Me: Look around. We live in a world today that thinks that getting more stuff or making more money is the way to happiness. Take a look at a random commercial and it will say: Are you lonely/ugly/depressed/sad/less cool then your neighbour, GET MORE STUFF. NOW NEWER THEN NEW!! Cool people get more stuff! Are you cool enough to get more stuff?
And it works! For over 30 years now we take more material from the Earth then it can reproduce. 30 years! Can you believed people are giving in to this limiting believe for that long while at the same time there are more depressed people and suicides then ever before?!
Don't you think it is time to wake up those people? Don't you want to protect your offspring from a world of greed and neediness?
She: Yeah.. but how?
Continue routine.....
I really like the results I am getting with this routine so far and I try to get to it in every set, usually stacking it on an opinion opener. It can use a little tweaking here and there, so I am looking forward to see if I can improve it by using the above explanation.
So if you recognize the problem I was having that you aren't able to pinpoint your identity, try answering the following questions and look for emerging patterns, you might find an overarching value that will tell you what makes you unique:
* What would I do when I had 6 months left to live?

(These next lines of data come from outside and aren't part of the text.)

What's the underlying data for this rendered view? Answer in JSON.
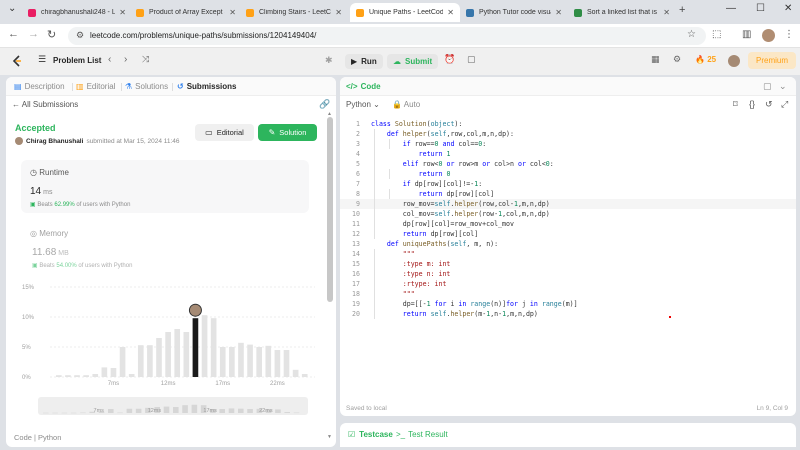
{
  "browser": {
    "tabs": [
      {
        "title": "chiragbhanushali248 - Le",
        "color": "#e91e63"
      },
      {
        "title": "Product of Array Except S",
        "color": "#ffa116"
      },
      {
        "title": "Climbing Stairs - LeetCo",
        "color": "#ffa116"
      },
      {
        "title": "Unique Paths - LeetCode",
        "color": "#ffa116"
      },
      {
        "title": "Python Tutor code visual",
        "color": "#3776ab"
      },
      {
        "title": "Sort a linked list that is s",
        "color": "#2f8d46"
      }
    ],
    "new_tab": "+",
    "window_controls": [
      "⌄",
      "—",
      "☐",
      "✕"
    ],
    "url": "leetcode.com/problems/unique-paths/submissions/1204149404/"
  },
  "lc_nav": {
    "problem_list": "Problem List",
    "run": "Run",
    "submit": "Submit",
    "streak": "25",
    "premium": "Premium"
  },
  "left": {
    "tabs": [
      "Description",
      "Editorial",
      "Solutions",
      "Submissions"
    ],
    "all_submissions": "All Submissions",
    "status": "Accepted",
    "author": "Chirag Bhanushali",
    "submitted": "submitted at Mar 15, 2024 11:46",
    "editorial_btn": "Editorial",
    "solution_btn": "Solution",
    "runtime_label": "Runtime",
    "runtime_value": "14",
    "runtime_unit": "ms",
    "runtime_beats_prefix": "Beats",
    "runtime_beats": "62.99%",
    "runtime_beats_suffix": "of users with Python",
    "memory_label": "Memory",
    "memory_value": "11.68",
    "memory_unit": "MB",
    "memory_beats_prefix": "Beats",
    "memory_beats": "54.00%",
    "memory_beats_suffix": "of users with Python",
    "code_footer": "Code | Python"
  },
  "chart_data": {
    "type": "bar",
    "yticks": [
      "15%",
      "10%",
      "5%",
      "0%"
    ],
    "ylim": [
      0,
      15
    ],
    "xticks": [
      "7ms",
      "12ms",
      "17ms",
      "22ms"
    ],
    "values": [
      0.3,
      0.3,
      0.3,
      0.3,
      0.5,
      1.6,
      1.5,
      5,
      0.5,
      5.3,
      5.3,
      6.5,
      7.5,
      8,
      7.5,
      9.8,
      10.3,
      9.8,
      5,
      5,
      5.7,
      5.4,
      5,
      5.2,
      4.5,
      4.5,
      1.2,
      0.5
    ],
    "highlight_index": 15,
    "minimap_ticks": [
      "7ms",
      "12ms",
      "17ms",
      "22ms"
    ]
  },
  "right": {
    "header": "Code",
    "language": "Python",
    "auto": "Auto",
    "saved": "Saved to local",
    "cursor": "Ln 9, Col 9",
    "code_lines": [
      "class Solution(object):",
      "    def helper(self,row,col,m,n,dp):",
      "        if row==0 and col==0:",
      "            return 1",
      "        elif row<0 or row>m or col>n or col<0:",
      "            return 0",
      "        if dp[row][col]!=-1:",
      "            return dp[row][col]",
      "        row_mov=self.helper(row,col-1,m,n,dp)",
      "        col_mov=self.helper(row-1,col,m,n,dp)",
      "        dp[row][col]=row_mov+col_mov",
      "        return dp[row][col]",
      "    def uniquePaths(self, m, n):",
      "        \"\"\"",
      "        :type m: int",
      "        :type n: int",
      "        :rtype: int",
      "        \"\"\"",
      "        dp=[[-1 for i in range(n)]for j in range(m)]",
      "        return self.helper(m-1,n-1,m,n,dp)"
    ]
  },
  "bottom": {
    "testcase": "Testcase",
    "test_result": "Test Result"
  }
}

* What gives my the most pleasure?
* What do I want people to tell about me on my funeral (and now)?
* What would I do if money wasn't an issue?
Peace,
MasterminD
http://94.100.113.41/404100001-404150000/404106201-404106300/404106232_5_ANPP.jpeg
ps. Critique is welcome :)
FlightDeck
02-21-2009, 09:54 PM
* What would I do when I had 6 months left to live?
* What gives my the most pleasure?
* What do I want people to tell about me on my funeral (and now)?
* What would I do if money wasn't an issue?
Excellent questions to find out more about who you really are. Interesting that sometimes I don't even realize these basic things about myself.
Sammyz
04-17-2009, 10:22 AM
I guess i'll be working on my back story tonight :P maybe i'll post it when i am done for you guys to admire ;) haha
(i know i am demonstrating higher value and with that "i am a prize" attitude but i am not trying to pick up anyone in this forum lol thats just not how i roll :D haha!
i am turning 24 years this July and as i was reading Mystery's and Styles books i realized that I've always kinda lived by those rules and was prolly doing them unconsiously, and you can imagine the number of girls i've been exposed to and flirted with and more while living in a small country in the middle of nowhere and believe you me nothing spreads faster than the rep of an alpha male. However when a highschool romance later on in college developed into something more serious (a 3 year relationship) it ended horrible for me. it feels like a huge part of me went down the drain with that relationship. Its been a year since the breakup and i am still where i started and feels like i need to build my game from zero.. i've heard all that there is more fish in the sea, scars heal with time, you'll forget, she will regret it etc.. Thanx to mystery, Style and others i have solid guidlines, advice, examples, and routines that will help me to one day get back up prolly better than before :D but seriously fuck it 4/5 times out a week?!?! i got loads of work and commitments i'd be lucky if i can do 2...!
Von_Halen
07-13-2009, 07:46 AM
I'm gonna need help finding my identity, tho. I do lots of things. I'm pretty athletic, I'm a poet, a musician, an Electrical Engineer, a pretty good dancer, and a street magician.... What should i focus my main on, since they're all pretty big parts in my life?
This is just such great writing. Maybe mystery should be a writer and not a pua haha. Everything I read here like this just feels like it creates such a huge shift in me and inspires me to take steps forward. I love it.